COLUMBIA — When ESPN’s "College GameDay" came to MU, show employees passed out rain ponchos to thousands of fans. But after the show ended, Francis Quadrangle was littered with them. Sustain Mizzou’s Tiger Tailgate Recycling program rushed to the rescue.
“I sent my best volunteers to clean up the quad,” said Maggie Holleman, Tiger Tailgate Recycling project coordinator. “There was a truck full of rain ponchos, literally thousands. It started to rain, and we had all of these unused or lightly used ponchos.”
The group collected the ponchos and gave them back to wet fans who needed them.
“It was an excellent way to reduce, reuse, recycle,” Holleman said. “We definitely reused.”
This was just one example of the ways that Tiger Tailgate Recycling, a project within Sustain Mizzou that focuses on recycling at football games, conserves resources. This autumn alone, the group collected 18.6 tons of recycled material at six home football games. This marks an increase from the 15.1 tons collected last year.
“I would definitely consider this year a success,” Holleman said. “We recycled more than last year, over a ton more. Eighteen tons is not too shabby. That is 18 tons that would be in a landfill.”
Tiger Tailgate Recycling volunteers work on football game days by splitting into two shifts. The volunteers in the first shift work for about three hours before the game. They cover each of the tailgating sites, distributing bags so that tailgaters can recycle.
Holleman said that tailgaters have gotten used to seeing the group. She said that a common response they hear is, "We’ve been waiting for you guys to come around."

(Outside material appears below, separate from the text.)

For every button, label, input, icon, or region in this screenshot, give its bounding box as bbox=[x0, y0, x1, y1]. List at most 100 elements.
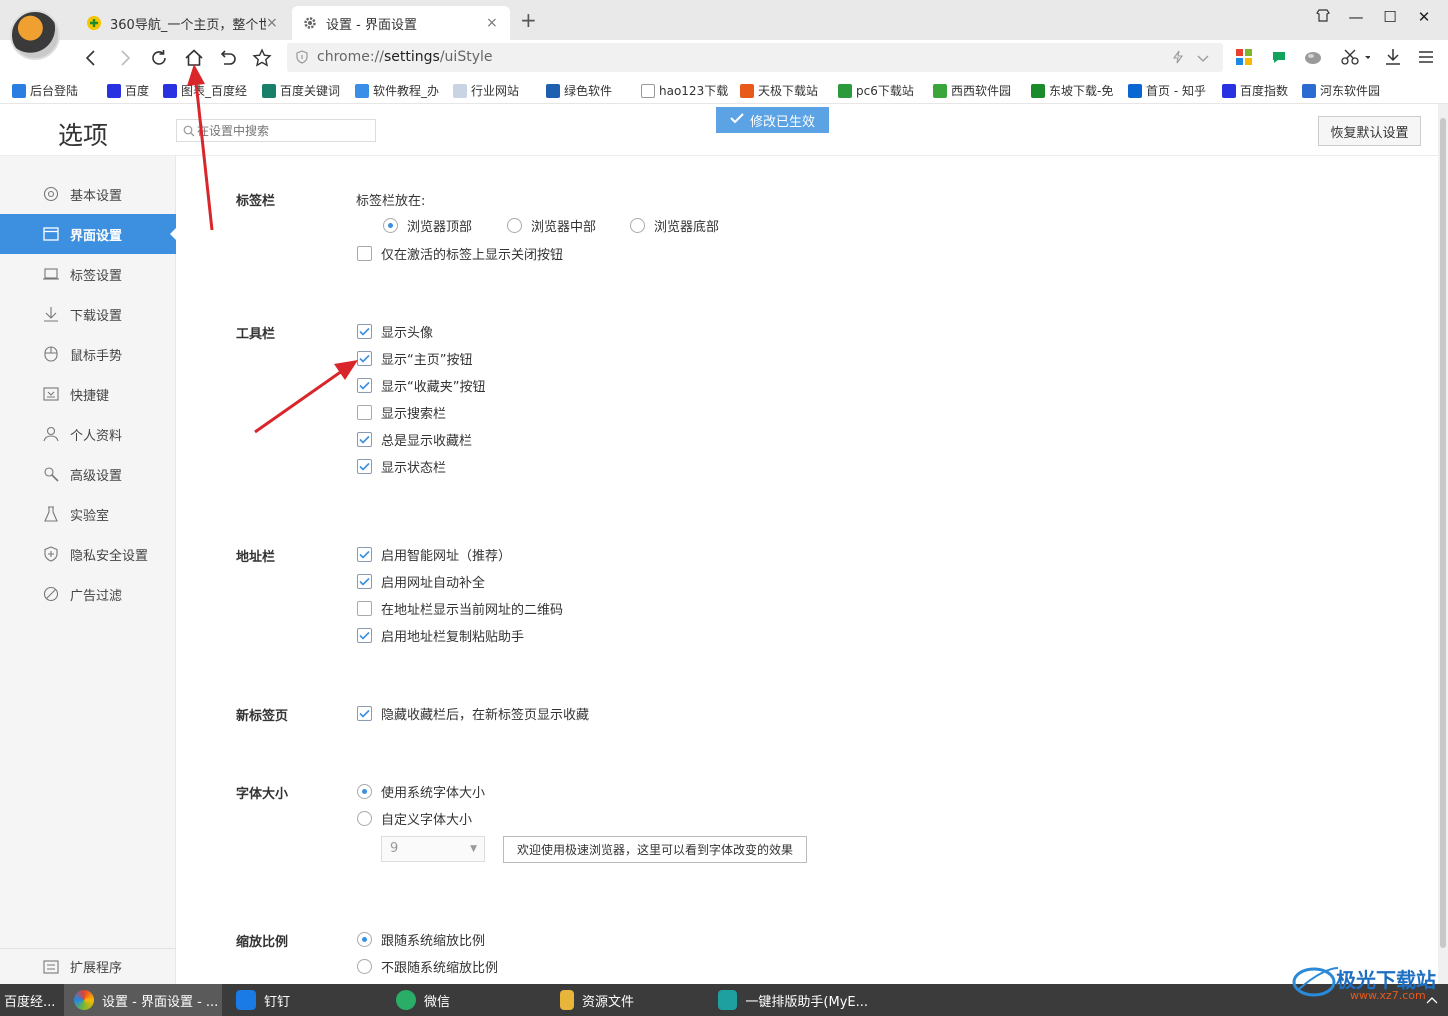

The second shift of volunteers works during the game, clearing recycling bins that are overflowing.
Using two shifts is a new strategy for the group, Holleman said; in previous years, they operated using three shifts. She said that the group is still restructuring its method.
Holleman said that weather is one of the biggest challenges Tiger Tailgate Recycling faces.
“It’s hard to get people to come out and volunteer when it is either 30 degrees or raining,” Holleman said.
Ben Datema, student sustainability advisor with the Department of Student Life, became involved with the program in 2005 and said he has enjoyed seeing it evolve.
“My first volunteer experience at Mizzou was with Sustain Mizzou in 2005,” Datema said. “I fell in love with it and became more involved with Sustain Mizzou. I was president for a year and a half. As far as an educational experience, it was very helpful to me, certainly valuable.”
Datema said that the MU athletics department and the MU Sustainability Office, which began in 2009, have taken on larger roles in working with Tiger Tailgate Recycling.